I called Emily’s parents Aunt Duffie and Uncle Tom.  My parents taught my sister and me to address family friends as “Aunt” or “Uncle”---perhaps that was their way of making up for the lack of extended family nearby.  Their sisters and mothers lived five hours away in North Carolina; how long that journey seemed!

I’m not sure when the tradition started, but for several years Emily and her parents would celebrate my July birthday by inviting my parents and me to their home for swimming (or, in my case, splashing) and homemade ice cream.   That ice cream lives in my memory as being perfect in its simplicity, much like the chocolate cake with chocolate frosting my mother would bake for me each year.  I wish I could taste that cake one more time, especially the frosting---grainy with sugar, like fudge that hasn’t quite hardened.

So I am thankful I can revisit my childhood each summer when I retrieve the card titled “Eagle Ice Cream” from my rusting “Land ‘O Lakes” recipe box.  Aunt Duffie shared it with me when Mr. Pettit and I got married 35 years ago.  Her penciled letters are fading now but I’m not sure I even need the directions anymore.  Still, it’s not my compulsive nature alone that compels me to pull out that folded over 3” x 5” card---it’s the need to see that writing and let those memories wash over me.

It’s the same feeling I get each Christmas when I pull out Mama’s recipe for sausage balls recorded in her beautiful script.  Mama didn’t really use recipes, not like I do.  I didn’t know how to create anything other than cookies when I married so I followed the instructions in my Betty Crocker cookbook with an attention to detail that would impress an accountant.  All of Mama’s recipes were in her head, although she did read cookbooks as others read novels. 

Most of Mama’s recipes went something like this one for pimento cheese---I wrote it down on a card after pinning her down for details one day.

Pimento Cheese
Grate 1 pound cheese.  (Let it get soft.)
Add: Big jar pimentos
         Sugar
         Vinegar
         Mayonnaise
Blend with mixer.

What kind of cheese?  Cheddar, of course.  How much sugar, vinegar, and mayonnaise?  Until it tastes and looks right.  How long do I blend it?  Until it looks right.  Daddy always had the last word on the “rightness” of the pimento cheese.  I can still see Mama spreading a bit on a slice of white bread and handing it over for judgment.

The sausage ball recipe is precious to me because it was written down by Mama herself.  (It even includes detailed directions!)  I like to think that 50 years from now a young lady or young man with a bit of Estelle Segroves Finch’s blood in their veins will be making that recipe, although they might have to find substitutes for
the sausage and cheese.  Soy? Tofu? Yogurt pellets? 
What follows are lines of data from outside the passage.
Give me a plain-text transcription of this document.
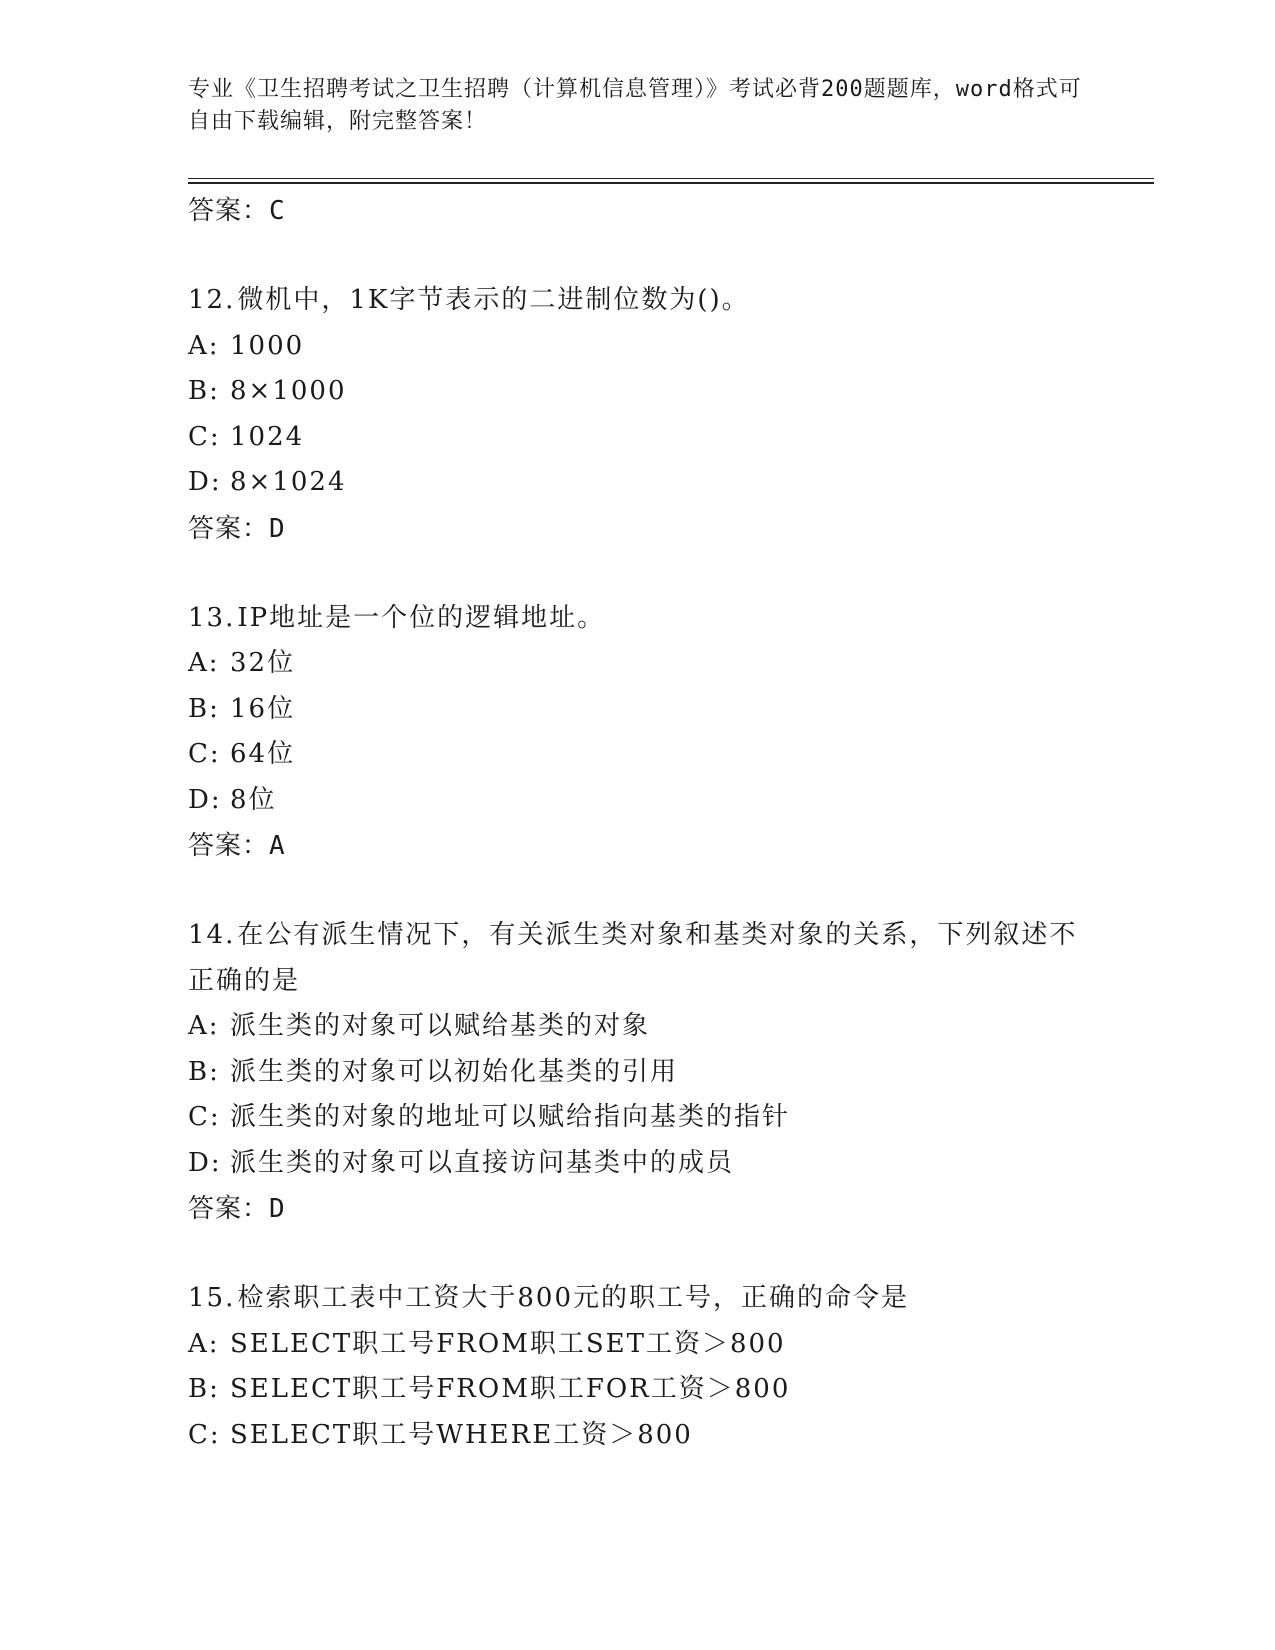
专业《卫生招聘考试之卫生招聘（计算机信息管理）》考试必背200题题库，word格式可自由下载编辑，附完整答案！
答案：C
12.微机中，1K字节表示的二进制位数为()。
A: 1000
B: 8×1000
C: 1024
D: 8×1024
答案：D
13.IP地址是一个位的逻辑地址。
A: 32位
B: 16位
C: 64位
D: 8位
答案：A
14.在公有派生情况下，有关派生类对象和基类对象的关系，下列叙述不正确的是
A: 派生类的对象可以赋给基类的对象
B: 派生类的对象可以初始化基类的引用
C: 派生类的对象的地址可以赋给指向基类的指针
D: 派生类的对象可以直接访问基类中的成员
答案：D
15.检索职工表中工资大于800元的职工号，正确的命令是
A: SELECT职工号FROM职工SET工资＞800
B: SELECT职工号FROM职工FOR工资＞800
C: SELECT职工号WHERE工资＞800
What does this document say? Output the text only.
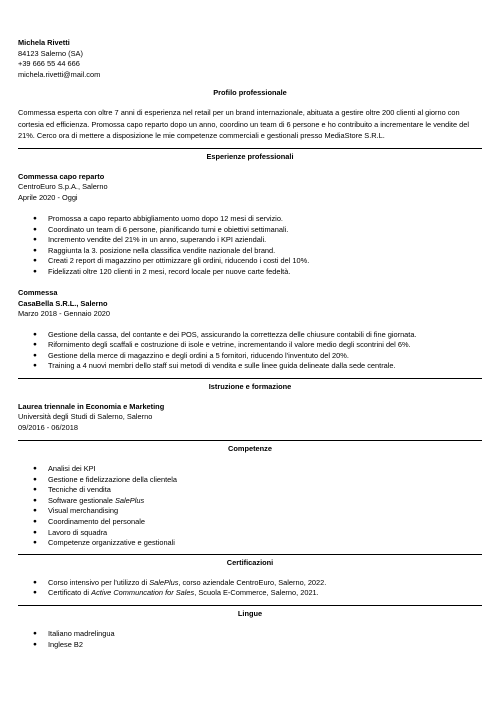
Michela Rivetti
84123 Salerno (SA)
+39 666 55 44 666
michela.rivetti@mail.com
Profilo professionale
Commessa esperta con oltre 7 anni di esperienza nel retail per un brand internazionale, abituata a gestire oltre 200 clienti al giorno con
cortesia ed efficienza. Promossa capo reparto dopo un anno, coordino un team di 6 persone e ho contribuito a incrementare le vendite del
21%. Cerco ora di mettere a disposizione le mie competenze commerciali e gestionali presso MediaStore S.R.L.
Esperienze professionali
Commessa capo reparto
CentroEuro S.p.A., Salerno
Aprile 2020 - Oggi
● Promossa a capo reparto abbigliamento uomo dopo 12 mesi di servizio.
● Coordinato un team di 6 persone, pianificando turni e obiettivi settimanali.
● Incremento vendite del 21% in un anno, superando i KPI aziendali.
● Raggiunta la 3. posizione nella classifica vendite nazionale del brand.
● Creati 2 report di magazzino per ottimizzare gli ordini, riducendo i costi del 10%.
● Fidelizzati oltre 120 clienti in 2 mesi, record locale per nuove carte fedeltà.
Commessa
CasaBella S.R.L., Salerno
Marzo 2018 - Gennaio 2020
● Gestione della cassa, del contante e dei POS, assicurando la correttezza delle chiusure contabili di fine giornata.
● Rifornimento degli scaffali e costruzione di isole e vetrine, incrementando il valore medio degli scontrini del 6%.
● Gestione della merce di magazzino e degli ordini a 5 fornitori, riducendo l'inventuto del 20%.
● Training a 4 nuovi membri dello staff sui metodi di vendita e sulle linee guida delineate dalla sede centrale.
Istruzione e formazione
Laurea triennale in Economia e Marketing
Università degli Studi di Salerno, Salerno
09/2016 - 06/2018
Competenze
● Analisi dei KPI
● Gestione e fidelizzazione della clientela
● Tecniche di vendita
● Software gestionale SalePlus
● Visual merchandising
● Coordinamento del personale
● Lavoro di squadra
● Competenze organizzative e gestionali
Certificazioni
● Corso intensivo per l'utilizzo di SalePlus, corso aziendale CentroEuro, Salerno, 2022.
● Certificato di Active Communcation for Sales, Scuola E-Commerce, Salerno, 2021.
Lingue
● Italiano madrelingua
● Inglese B2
When I hear news stories about wildfires bearing down on neighborhoods, causing people to grab what they can and jump in their cars, I think about what I’d save from the flames.  Photo albums and family videos always come to mind first, followed by my little jewelry box containing Mama’s wedding rings. 

I’ve decided to add that little rusted recipe box to the list.  It contains more than directions for Rhonda’s cranberry cider, my sister’s "Banana Split Cake" and Nanny’s peach cobbler.   It tells my history in tablespoons of vanilla and cups of flour.  Each card is a note from the past, a gentle nudge to my memory.  I’m reminded of the cooks behind the recipes, women who understood that sustenance involves more than food.